John 19:6-7 So when the chief priests and the officers saw Him, they cried out saying, "Crucify, crucify!" Pilate said to them, "Take Him yourselves and crucify Him, for I find no guilt in Him." The Jews answered him, "We have a law, and by that law He ought to die because He made Himself out to be the Son of God."

Matthew 26:62-68 “The high priest stood up and said to Him, "Do You not answer? What is it that these men are testifying against You?" But Jesus kept silent. And the high priest said to Him, "I adjure You by the living God, that You tell us whether You are the Christ, the Son of God." Jesus said to him, "You have said it yourself; nevertheless I tell you, hereafter you will see THE SON OF MAN SITTING AT THE RIGHT HAND OF POWER, and COMING ON THE CLOUDS OF HEAVEN." Then the high priest tore his robes and said, "He has blasphemed! What further need do we have of witnesses? Behold, you have now heard the blasphemy; what do you think?" They answered, "He deserves death!" Then they spat in His face and beat Him with their fists; and others slapped Him

IF and when you attempt to ... (Below threshold)
-S-:

IF and when you attempt to reason through anything about Jesus through humanistic methods (he was killed because he was mad, he was killed because he did/didn't do this/that/whatever, etc.), you'll proliferate false doctrines about who Jesus Christ was and is.
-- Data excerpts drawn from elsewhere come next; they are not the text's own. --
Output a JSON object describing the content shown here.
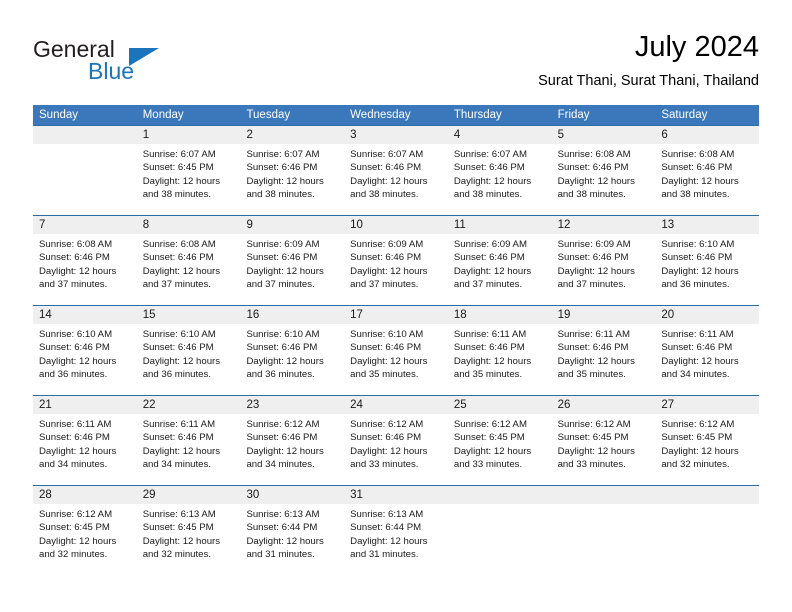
{
  "brand": {
    "logo_text_primary": "General",
    "logo_text_secondary": "Blue",
    "accent_color": "#1b75bb"
  },
  "header": {
    "title": "July 2024",
    "subtitle": "Surat Thani, Surat Thani, Thailand"
  },
  "calendar": {
    "header_background": "#3a77bb",
    "day_band_background": "#efefef",
    "row_border_color": "#2e6da4",
    "weekday_labels": [
      "Sunday",
      "Monday",
      "Tuesday",
      "Wednesday",
      "Thursday",
      "Friday",
      "Saturday"
    ],
    "weeks": [
      [
        {
          "day": "",
          "sunrise": "",
          "sunset": "",
          "daylight_line1": "",
          "daylight_line2": ""
        },
        {
          "day": "1",
          "sunrise": "Sunrise: 6:07 AM",
          "sunset": "Sunset: 6:45 PM",
          "daylight_line1": "Daylight: 12 hours",
          "daylight_line2": "and 38 minutes."
        },
        {
          "day": "2",
          "sunrise": "Sunrise: 6:07 AM",
          "sunset": "Sunset: 6:46 PM",
          "daylight_line1": "Daylight: 12 hours",
          "daylight_line2": "and 38 minutes."
        },
        {
          "day": "3",
          "sunrise": "Sunrise: 6:07 AM",
          "sunset": "Sunset: 6:46 PM",
          "daylight_line1": "Daylight: 12 hours",
          "daylight_line2": "and 38 minutes."
        },
        {
          "day": "4",
          "sunrise": "Sunrise: 6:07 AM",
          "sunset": "Sunset: 6:46 PM",
          "daylight_line1": "Daylight: 12 hours",
          "daylight_line2": "and 38 minutes."
        },
        {
          "day": "5",
          "sunrise": "Sunrise: 6:08 AM",
          "sunset": "Sunset: 6:46 PM",
          "daylight_line1": "Daylight: 12 hours",
          "daylight_line2": "and 38 minutes."
        },
        {
          "day": "6",
          "sunrise": "Sunrise: 6:08 AM",
          "sunset": "Sunset: 6:46 PM",
          "daylight_line1": "Daylight: 12 hours",
          "daylight_line2": "and 38 minutes."
        }
      ],
      [
        {
          "day": "7",
          "sunrise": "Sunrise: 6:08 AM",
          "sunset": "Sunset: 6:46 PM",
          "daylight_line1": "Daylight: 12 hours",
          "daylight_line2": "and 37 minutes."
        },
        {
          "day": "8",
          "sunrise": "Sunrise: 6:08 AM",
          "sunset": "Sunset: 6:46 PM",
          "daylight_line1": "Daylight: 12 hours",
          "daylight_line2": "and 37 minutes."
        },
        {
          "day": "9",
          "sunrise": "Sunrise: 6:09 AM",
          "sunset": "Sunset: 6:46 PM",
          "daylight_line1": "Daylight: 12 hours",
          "daylight_line2": "and 37 minutes."
        },
        {
          "day": "10",
          "sunrise": "Sunrise: 6:09 AM",
          "sunset": "Sunset: 6:46 PM",
          "daylight_line1": "Daylight: 12 hours",
          "daylight_line2": "and 37 minutes."
        },
        {
          "day": "11",
          "sunrise": "Sunrise: 6:09 AM",
          "sunset": "Sunset: 6:46 PM",
          "daylight_line1": "Daylight: 12 hours",
          "daylight_line2": "and 37 minutes."
        },
        {
          "day": "12",
          "sunrise": "Sunrise: 6:09 AM",
          "sunset": "Sunset: 6:46 PM",
          "daylight_line1": "Daylight: 12 hours",
          "daylight_line2": "and 37 minutes."
        },
        {
          "day": "13",
          "sunrise": "Sunrise: 6:10 AM",
          "sunset": "Sunset: 6:46 PM",
          "daylight_line1": "Daylight: 12 hours",
          "daylight_line2": "and 36 minutes."
        }
      ],
      [
        {
          "day": "14",
          "sunrise": "Sunrise: 6:10 AM",
          "sunset": "Sunset: 6:46 PM",
          "daylight_line1": "Daylight: 12 hours",
          "daylight_line2": "and 36 minutes."
        },
        {
          "day": "15",
          "sunrise": "Sunrise: 6:10 AM",
          "sunset": "Sunset: 6:46 PM",
          "daylight_line1": "Daylight: 12 hours",
          "daylight_line2": "and 36 minutes."
        },
        {
          "day": "16",
          "sunrise": "Sunrise: 6:10 AM",
          "sunset": "Sunset: 6:46 PM",
          "daylight_line1": "Daylight: 12 hours",
          "daylight_line2": "and 36 minutes."
        },
        {
          "day": "17",
          "sunrise": "Sunrise: 6:10 AM",
          "sunset": "Sunset: 6:46 PM",
          "daylight_line1": "Daylight: 12 hours",
          "daylight_line2": "and 35 minutes."
        },
        {
          "day": "18",
          "sunrise": "Sunrise: 6:11 AM",
          "sunset": "Sunset: 6:46 PM",
          "daylight_line1": "Daylight: 12 hours",
          "daylight_line2": "and 35 minutes."
        },
        {
          "day": "19",
          "sunrise": "Sunrise: 6:11 AM",
          "sunset": "Sunset: 6:46 PM",
          "daylight_line1": "Daylight: 12 hours",
          "daylight_line2": "and 35 minutes."
        },
        {
          "day": "20",
          "sunrise": "Sunrise: 6:11 AM",
          "sunset": "Sunset: 6:46 PM",
          "daylight_line1": "Daylight: 12 hours",
          "daylight_line2": "and 34 minutes."
        }
      ],
      [
        {
          "day": "21",
          "sunrise": "Sunrise: 6:11 AM",
          "sunset": "Sunset: 6:46 PM",
          "daylight_line1": "Daylight: 12 hours",
          "daylight_line2": "and 34 minutes."
        },
        {
          "day": "22",
          "sunrise": "Sunrise: 6:11 AM",
          "sunset": "Sunset: 6:46 PM",
          "daylight_line1": "Daylight: 12 hours",
          "daylight_line2": "and 34 minutes."
        },
        {
          "day": "23",
          "sunrise": "Sunrise: 6:12 AM",
          "sunset": "Sunset: 6:46 PM",
          "daylight_line1": "Daylight: 12 hours",
          "daylight_line2": "and 34 minutes."
        },
        {
          "day": "24",
          "sunrise": "Sunrise: 6:12 AM",
          "sunset": "Sunset: 6:46 PM",
          "daylight_line1": "Daylight: 12 hours",
          "daylight_line2": "and 33 minutes."
        },
        {
          "day": "25",
          "sunrise": "Sunrise: 6:12 AM",
          "sunset": "Sunset: 6:45 PM",
          "daylight_line1": "Daylight: 12 hours",
          "daylight_line2": "and 33 minutes."
        },
        {
          "day": "26",
          "sunrise": "Sunrise: 6:12 AM",
          "sunset": "Sunset: 6:45 PM",
          "daylight_line1": "Daylight: 12 hours",
          "daylight_line2": "and 33 minutes."
        },
        {
          "day": "27",
          "sunrise": "Sunrise: 6:12 AM",
          "sunset": "Sunset: 6:45 PM",
          "daylight_line1": "Daylight: 12 hours",
          "daylight_line2": "and 32 minutes."
        }
      ],
      [
        {
          "day": "28",
          "sunrise": "Sunrise: 6:12 AM",
          "sunset": "Sunset: 6:45 PM",
          "daylight_line1": "Daylight: 12 hours",
          "daylight_line2": "and 32 minutes."
        },
        {
          "day": "29",
          "sunrise": "Sunrise: 6:13 AM",
          "sunset": "Sunset: 6:45 PM",
          "daylight_line1": "Daylight: 12 hours",
          "daylight_line2": "and 32 minutes."
        },
        {
          "day": "30",
          "sunrise": "Sunrise: 6:13 AM",
          "sunset": "Sunset: 6:44 PM",
          "daylight_line1": "Daylight: 12 hours",
          "daylight_line2": "and 31 minutes."
        },
        {
          "day": "31",
          "sunrise": "Sunrise: 6:13 AM",
          "sunset": "Sunset: 6:44 PM",
          "daylight_line1": "Daylight: 12 hours",
          "daylight_line2": "and 31 minutes."
        },
        {
          "day": "",
          "sunrise": "",
          "sunset": "",
          "daylight_line1": "",
          "daylight_line2": ""
        },
        {
          "day": "",
          "sunrise": "",
          "sunset": "",
          "daylight_line1": "",
          "daylight_line2": ""
        },
        {
          "day": "",
          "sunrise": "",
          "sunset": "",
          "daylight_line1": "",
          "daylight_line2": ""
        }
      ]
    ]
  }
}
His message was that He was the Lamb of God. It wasn't a matter of what "law" or "action" he violated or failed to observe or whatever, but that He was intended to be sacrificed for the sins of humanity. Even Jesus rebuked the Apostle who suggested that Jesus not proceed with the crucifixion, rebuked that Apostle as being "Satan" (his speech represented the voice of Satan at that point, the MESSAGE, not the soul of that Apostle, and Jesus rebuked him as such).

Anyway, the entire purpose of Jesus Christ becoming human was that He was born to die for the sins of humanity. He knew it and went about using situations to illustrate His greater message and teachings and instructions through parable.

And, that "money changers in the temple" was one of those parables. As was the Last Supper.

About sexual perversion enacted by some in the Priesthood, it's really a shame to continue to read that it's assumed that Catholic Priests are pedophiles just because a few were, perhaps still are.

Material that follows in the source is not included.